While the fifth episode once again delivers exactly what you’d want from a Luke Cage show, there is a wonder if Netflix has finally managed to sort out their story issues. It’s been a consistent problem throughout all of Marvel’s Netflix arm, affecting both Daredevil and Jessica Jones at various points in their seasons. In fact, I read it described somewhere as Netflix constantly making four episode stories last for thirteen and while I wouldn’t quite describe it so harshly (yet), I would argue that every show so far (two Daredevils, one Jones) have been at least three episodes too long. In comparison, Luke Cage is going pretty strong, but as we’re only five episodes in, there is a feeling that “Just To Get A Rep” is going over some already familiar material to double down on a point it’s already made.
However, that material is continuing to play to the show’s strengths, so it’s still nothing to worry about just yet. That strong sense of community that the show’s thrived on comes to the forefront when both Cage and Stokes downshift their pissing contest from sizable property damage and vigilantism to something far more subtle. While Frankie Faison’s Pop has now been dead for three whole episodes, the show is very much keeping his memory at the forefront of the story. In fact, there’s a sense that Luke is going to have to accept the dead man’s burden as the unofficial conscience of Harlem if he’s ever truly going to purge the streets of criminal influences. Of course, Stokes isn’t about to let that go unopposed, and while Shades introduces him to that special, exploding Judas bullet that may be just thing for vaquishing an unshootable foe, we get to have a few gripping face-offs between Mike Colter and Mahershala Ali that crackle with social relevance. In fact, the unofficial “debate” the two have at the memorial is yet another example of the show reaching it’s full potential when it comes to merging superheroics, blaxploitation and social themes.

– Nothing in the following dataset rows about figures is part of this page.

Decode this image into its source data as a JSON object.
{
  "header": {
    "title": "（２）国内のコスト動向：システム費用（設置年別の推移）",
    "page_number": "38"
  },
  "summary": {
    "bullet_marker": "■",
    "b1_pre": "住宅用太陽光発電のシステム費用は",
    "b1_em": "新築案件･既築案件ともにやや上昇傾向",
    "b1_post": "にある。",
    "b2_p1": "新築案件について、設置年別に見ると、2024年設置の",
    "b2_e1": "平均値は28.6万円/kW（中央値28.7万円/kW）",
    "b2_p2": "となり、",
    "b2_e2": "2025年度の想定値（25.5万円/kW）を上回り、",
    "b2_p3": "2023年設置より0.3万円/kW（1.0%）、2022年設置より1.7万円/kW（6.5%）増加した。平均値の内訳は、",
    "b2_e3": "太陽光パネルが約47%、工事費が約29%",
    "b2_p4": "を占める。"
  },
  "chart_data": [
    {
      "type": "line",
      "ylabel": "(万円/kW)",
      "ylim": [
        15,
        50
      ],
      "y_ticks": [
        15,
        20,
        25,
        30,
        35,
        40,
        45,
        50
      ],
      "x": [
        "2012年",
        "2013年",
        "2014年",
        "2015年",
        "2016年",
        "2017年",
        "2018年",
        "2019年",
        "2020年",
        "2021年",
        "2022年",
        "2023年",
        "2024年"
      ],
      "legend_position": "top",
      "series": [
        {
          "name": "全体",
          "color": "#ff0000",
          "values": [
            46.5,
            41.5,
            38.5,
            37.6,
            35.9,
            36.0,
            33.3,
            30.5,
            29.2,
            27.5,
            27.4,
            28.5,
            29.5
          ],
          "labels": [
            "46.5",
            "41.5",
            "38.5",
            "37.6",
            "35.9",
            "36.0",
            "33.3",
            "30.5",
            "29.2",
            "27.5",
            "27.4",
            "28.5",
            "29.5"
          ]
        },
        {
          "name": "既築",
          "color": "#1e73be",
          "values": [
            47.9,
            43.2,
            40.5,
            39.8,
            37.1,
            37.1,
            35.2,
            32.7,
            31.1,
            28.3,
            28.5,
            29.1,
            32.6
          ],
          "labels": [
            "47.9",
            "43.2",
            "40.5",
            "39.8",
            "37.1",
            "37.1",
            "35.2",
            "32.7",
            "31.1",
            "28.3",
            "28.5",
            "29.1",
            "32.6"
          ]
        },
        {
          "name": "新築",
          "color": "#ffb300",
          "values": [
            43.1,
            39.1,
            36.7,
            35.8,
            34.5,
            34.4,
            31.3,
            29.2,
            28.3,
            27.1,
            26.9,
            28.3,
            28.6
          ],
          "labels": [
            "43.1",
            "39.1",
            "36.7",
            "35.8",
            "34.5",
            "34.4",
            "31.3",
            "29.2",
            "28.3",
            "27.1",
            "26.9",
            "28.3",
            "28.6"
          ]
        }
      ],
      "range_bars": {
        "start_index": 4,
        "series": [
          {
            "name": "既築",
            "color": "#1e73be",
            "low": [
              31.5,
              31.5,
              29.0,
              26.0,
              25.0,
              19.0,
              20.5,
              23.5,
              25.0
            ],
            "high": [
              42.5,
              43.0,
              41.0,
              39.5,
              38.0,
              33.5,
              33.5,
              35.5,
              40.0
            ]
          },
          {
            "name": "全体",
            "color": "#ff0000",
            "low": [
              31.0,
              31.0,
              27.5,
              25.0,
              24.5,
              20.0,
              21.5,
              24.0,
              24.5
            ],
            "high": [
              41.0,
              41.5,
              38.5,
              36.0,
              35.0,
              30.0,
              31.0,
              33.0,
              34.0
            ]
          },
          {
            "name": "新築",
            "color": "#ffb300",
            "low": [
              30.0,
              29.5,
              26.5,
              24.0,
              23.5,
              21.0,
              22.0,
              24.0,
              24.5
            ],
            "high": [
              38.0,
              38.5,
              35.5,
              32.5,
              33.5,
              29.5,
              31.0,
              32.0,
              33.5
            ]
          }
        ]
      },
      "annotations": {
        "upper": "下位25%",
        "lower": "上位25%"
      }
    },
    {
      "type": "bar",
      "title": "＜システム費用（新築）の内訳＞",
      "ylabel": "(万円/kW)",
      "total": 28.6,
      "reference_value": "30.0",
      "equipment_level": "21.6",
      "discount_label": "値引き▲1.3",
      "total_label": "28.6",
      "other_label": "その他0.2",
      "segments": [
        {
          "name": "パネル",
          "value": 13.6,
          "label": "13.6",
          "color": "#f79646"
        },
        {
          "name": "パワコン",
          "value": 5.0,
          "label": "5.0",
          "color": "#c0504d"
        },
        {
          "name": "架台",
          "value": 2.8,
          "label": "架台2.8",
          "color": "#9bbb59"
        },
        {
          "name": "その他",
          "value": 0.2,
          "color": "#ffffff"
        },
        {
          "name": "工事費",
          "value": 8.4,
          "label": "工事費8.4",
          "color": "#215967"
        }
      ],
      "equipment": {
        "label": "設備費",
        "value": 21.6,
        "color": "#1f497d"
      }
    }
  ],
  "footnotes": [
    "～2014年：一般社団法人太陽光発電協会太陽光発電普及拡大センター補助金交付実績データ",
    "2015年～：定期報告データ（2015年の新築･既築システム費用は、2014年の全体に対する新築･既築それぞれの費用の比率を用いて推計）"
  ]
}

However, slightly less effective are the action scenes that doesn’t seem to be entirely confident about how to stage fight sequences between normal folk and a guy with untested strength limits. Watching him render horribly outmatched thugs unconscious with an open-handed bitch-bop to the head is a cool concept, but it isn’t shot or choreographed with any particular flare and thus is a little underwhelming. Simply put, we need a more physical threat for our protagonist pronto. But still, the more mental threat of Stokes trying to sully Cage’s name before he gets too much support in Harlem proves to be interesting enough.

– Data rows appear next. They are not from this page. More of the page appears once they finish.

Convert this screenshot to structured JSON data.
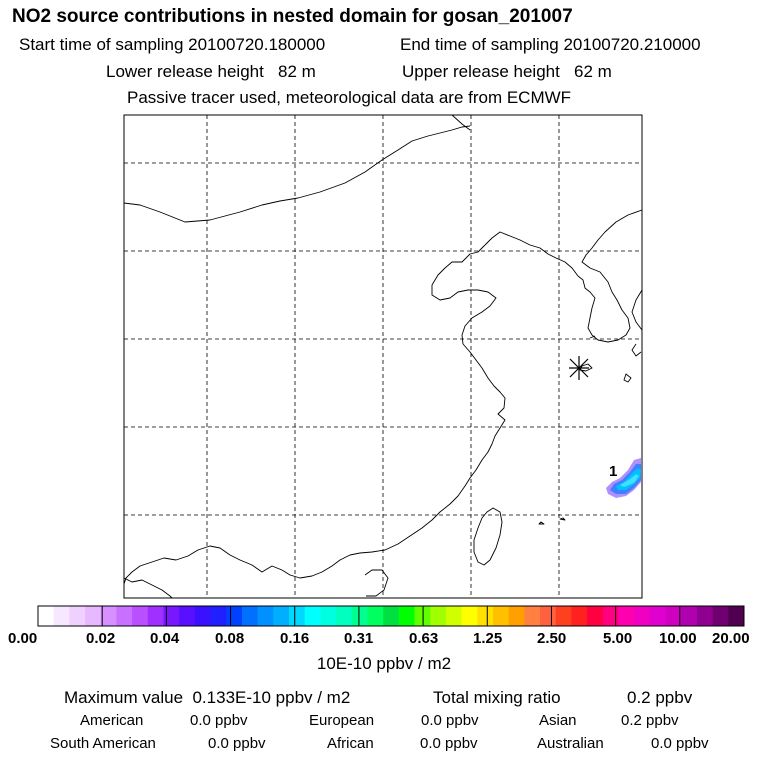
{
  "header": {
    "title": "NO2 source contributions in nested domain for gosan_201007",
    "start_label": "Start time of sampling 20100720.180000",
    "end_label": "End time of sampling 20100720.210000",
    "lower_label": "Lower release height   82 m",
    "upper_label": "Upper release height   62 m",
    "tracer_note": "Passive tracer used, meteorological data are from ECMWF"
  },
  "map": {
    "contour_label": "1",
    "station_marker": "station-star-icon",
    "plume_color": "#5080ff"
  },
  "colorbar": {
    "colors": [
      "#ffffff",
      "#f8e8ff",
      "#f0d0ff",
      "#e8b8ff",
      "#d890ff",
      "#c870ff",
      "#b850ff",
      "#a030ff",
      "#7818ff",
      "#5810ff",
      "#3a10ff",
      "#2020ff",
      "#0040ff",
      "#0070ff",
      "#0090ff",
      "#00b0ff",
      "#00d8ff",
      "#00ffff",
      "#00ffe0",
      "#00ffc0",
      "#00ff90",
      "#00ff60",
      "#00e040",
      "#00ff00",
      "#60ff00",
      "#a0ff00",
      "#d0ff00",
      "#ffff00",
      "#ffe000",
      "#ffc000",
      "#ffa000",
      "#ff8040",
      "#ff6040",
      "#ff4020",
      "#ff2020",
      "#ff0040",
      "#ff0080",
      "#ff00b0",
      "#f000c0",
      "#e000d0",
      "#d000c0",
      "#b000b0",
      "#900090",
      "#700070",
      "#500050"
    ],
    "labels": [
      "0.00",
      "0.02",
      "0.04",
      "0.08",
      "0.16",
      "0.31",
      "0.63",
      "1.25",
      "2.50",
      "5.00",
      "10.00",
      "20.00"
    ],
    "units": "10E-10 ppbv / m2"
  },
  "stats": {
    "max_label": "Maximum value  0.133E-10 ppbv / m2",
    "total_label": "Total mixing ratio",
    "total_value": "0.2 ppbv",
    "american_label": "American",
    "american_value": "0.0 ppbv",
    "european_label": "European",
    "european_value": "0.0 ppbv",
    "asian_label": "Asian",
    "asian_value": "0.2 ppbv",
    "south_american_label": "South American",
    "south_american_value": "0.0 ppbv",
    "african_label": "African",
    "african_value": "0.0 ppbv",
    "australian_label": "Australian",
    "australian_value": "0.0 ppbv"
  }
}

Proving to be most interesting of all is the inevitable arrival of Rosario Dawson’s Claire Temple, the Netflix universe’s closest answer to Nick Fury (as in that she pops up bloody everywhere). However, rather than having her just pass through, we see that she’s been granted a continuing arc after the trauma she experienced in Daredevil’s second season. While she survived that attack from the Hand, her job sure didn’t, so she’s now come to Harlem to stay with her mother played by Sônia Braga. With Temple having multiple experiences stitching up Matthew Murdock and having already met and saving a comatose Luke Cage while cameoing in Jessica Jones, hopefully she’ll have something important to do as she’s shown interest in becoming a triage nurse for busted superheroes. I guess it’s no accident that she’s arrived in the show in the same episode that floats the concept of a Judas bullet…

While it’s settled nicely into its various themes and plots, there’s a sense that Luke Cage may have to up it’s game soon as watching our bullet-proof brother batter helpless thugs with no resistance is already getting a little stale. However, with Chitauri tech on the horizon, Claire Temple in the house and the animosity between Cage and Stokes getting ever more personal, the show ain’t breaking anytime soon.